4/09/2017

El largo siglo XX de México



Ilán Semo
Si en la actualidad recordamos el 5 de febrero de 1903 como el día en que el magonismo anunció, desde el balcón de los talleres de El Hijo del Ahuizote, el principio del fin del régimen de Porfirio Díaz, no sólo es por lo acertado de aquella intuición, sino por la precisión de su formulación. La imagen es célebre. Los miembros de la redacción del periódico aparecen sosteniendo un estandarte con la leyenda: La Constitución ha muerto... Se trataba de la discusión en torno a la Constitución de 1857, en los años en que el gobierno de Díaz era acusado crecientemente de apartarse de los principios constitucionales e instaurar una dictadura abierta. El libro de Emilio Rabasa, La Constitución y la dictadura, cifra otro de los perspicaces testimonios de la época. Una vez más, al igual que en 1824, 1836 y 1857, el colapso de un régimen político entero se avizoraba como una crisis constitucional.
No fue hasta el año de 1914, con el derrocamiento de Victoriano Huerta, que esta crisis estalló por completo. Su resultado se tradujo, una vez que las tropas de Álvaro Obregón y Venustiano Carranza derrotaron a los villistas y desterraron del Congreso Constituyente a los zapatistas, en la promulgación del texto de 1917.
Si algo distingue al siglo XX mexicano del siglo XIX es, entre otros muchos rasgos, la longevidad de la Constitución que fijó muchos de los paradigmas políticos de un siglo que, en 2017, se niega todavía a morir. Vista desde la perspectiva de su historia, la Constitución de Querétaro llega a sus 100 años de vida (¿cuántos más le esperan?) como un texto maltrecho, ataviado de contradicciones, agobiado por la ambigüedad y entrecruzado por zonas grises e indeterminadas cada vez mayores. Y su condición actual ha alcanzado tal grado de barroquismo sólo comparable al de los altares de las iglesias de Puebla, donde las formas se sobreponen una sobre la otra hasta inhabilitar por completo cualquier intento de interpretación.
El texto original alberga no sólo una, sino una multitud de utopías que fijaron, durante medio siglo, acaso hasta 1968, los sueños y las esperanzas de construir una sociedad que se guiara por los extraños principios que la rigen. Sueños y esperanzas hechos a un lado, primero, por la emergencia del régimen corporativo en los años 40 y, más tarde, por las transformaciones neoliberales de los años 90. Es difícil encontrar a alguno de sus artículos originales que no haya sido mutilado y desfigurado para legitimar en un inicio la formación de un partido único de Estado y, en las pasadas tres décadas, la conformación de una poliarquía –incluso una oligarquía– parlamentaria, cada vez más alejada de los principios elementales de la convivencia democrática.
La pregunta reside acaso en el asombro de qué es lo que la mantiene aún con vida, o al menos como un texto cargado ya de una pura dimensión simbólica.

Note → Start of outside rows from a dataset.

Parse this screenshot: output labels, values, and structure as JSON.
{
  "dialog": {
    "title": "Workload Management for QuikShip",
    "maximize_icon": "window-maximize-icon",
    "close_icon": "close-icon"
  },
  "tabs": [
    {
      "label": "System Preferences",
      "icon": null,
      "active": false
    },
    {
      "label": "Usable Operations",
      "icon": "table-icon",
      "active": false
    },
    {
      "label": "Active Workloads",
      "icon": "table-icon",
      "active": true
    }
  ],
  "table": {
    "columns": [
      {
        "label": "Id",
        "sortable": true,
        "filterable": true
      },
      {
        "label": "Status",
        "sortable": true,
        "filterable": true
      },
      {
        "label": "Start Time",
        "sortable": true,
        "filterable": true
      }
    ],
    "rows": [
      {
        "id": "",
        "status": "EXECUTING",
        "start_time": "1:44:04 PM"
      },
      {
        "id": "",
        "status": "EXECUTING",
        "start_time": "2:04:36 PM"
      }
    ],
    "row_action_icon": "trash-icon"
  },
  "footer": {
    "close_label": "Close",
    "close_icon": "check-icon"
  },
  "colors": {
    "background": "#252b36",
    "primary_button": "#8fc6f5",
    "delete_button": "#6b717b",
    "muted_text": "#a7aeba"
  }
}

Es una interrogante complejísima. Pero hay una práctica que se repite una y otra vez desde los años 40, y que acaso responde a su actual y abigarrado barroquismo.
Cada una de las presidencias que se sucedieron desde 1940 encontró en el terreno constitucional un campo idóneo para unificar o intentar unificar la acción del Estado en torno a las políticas de cada administración. Las modificaciones constitucionales –que suman más de 500– se suceden frecuentemente como señuelos para marcar los paradigmas de las circunstancias y, con frecuencia, contradecir los de la administración anterior.
La era reciente de las reformas estructurales –a las que más atinadamente habría que definir como contrarreformas estructurales– llevó esta práctica al grado de la risa, el oxímoron... y la muerte. Tómese tan sólo como ejemplo la recientemente fallida reforma educativa. ¿En qué cabeza cabe introducir el principio de evaluación educativa como parte del texto constitucional en vez de crear simplemente un reglamento o un código especial? Sólo en quien está convencido de que el único recurso con el que cuenta es la fuerza del Estado para imponerla a la sociedad. O la reforma energética, que canceló la joya de la corona, el artículo 27, tan sólo para negociar unas cuantas (y probablemente imaginarias) inversiones.
Para que la cuña apriete tiene que ser de la misma madera. Por el mismo principio que hace del texto constitucional un menú abierto a las necesidades y necedades presidenciales, a partir de 2018 algunas (y no pocas) de las reformas estructurales podrían estar en vilo. Todo depende, por supuesto, de quién gane la elección presidencial. De ahí la dimensión de los días álgidos que están por venir.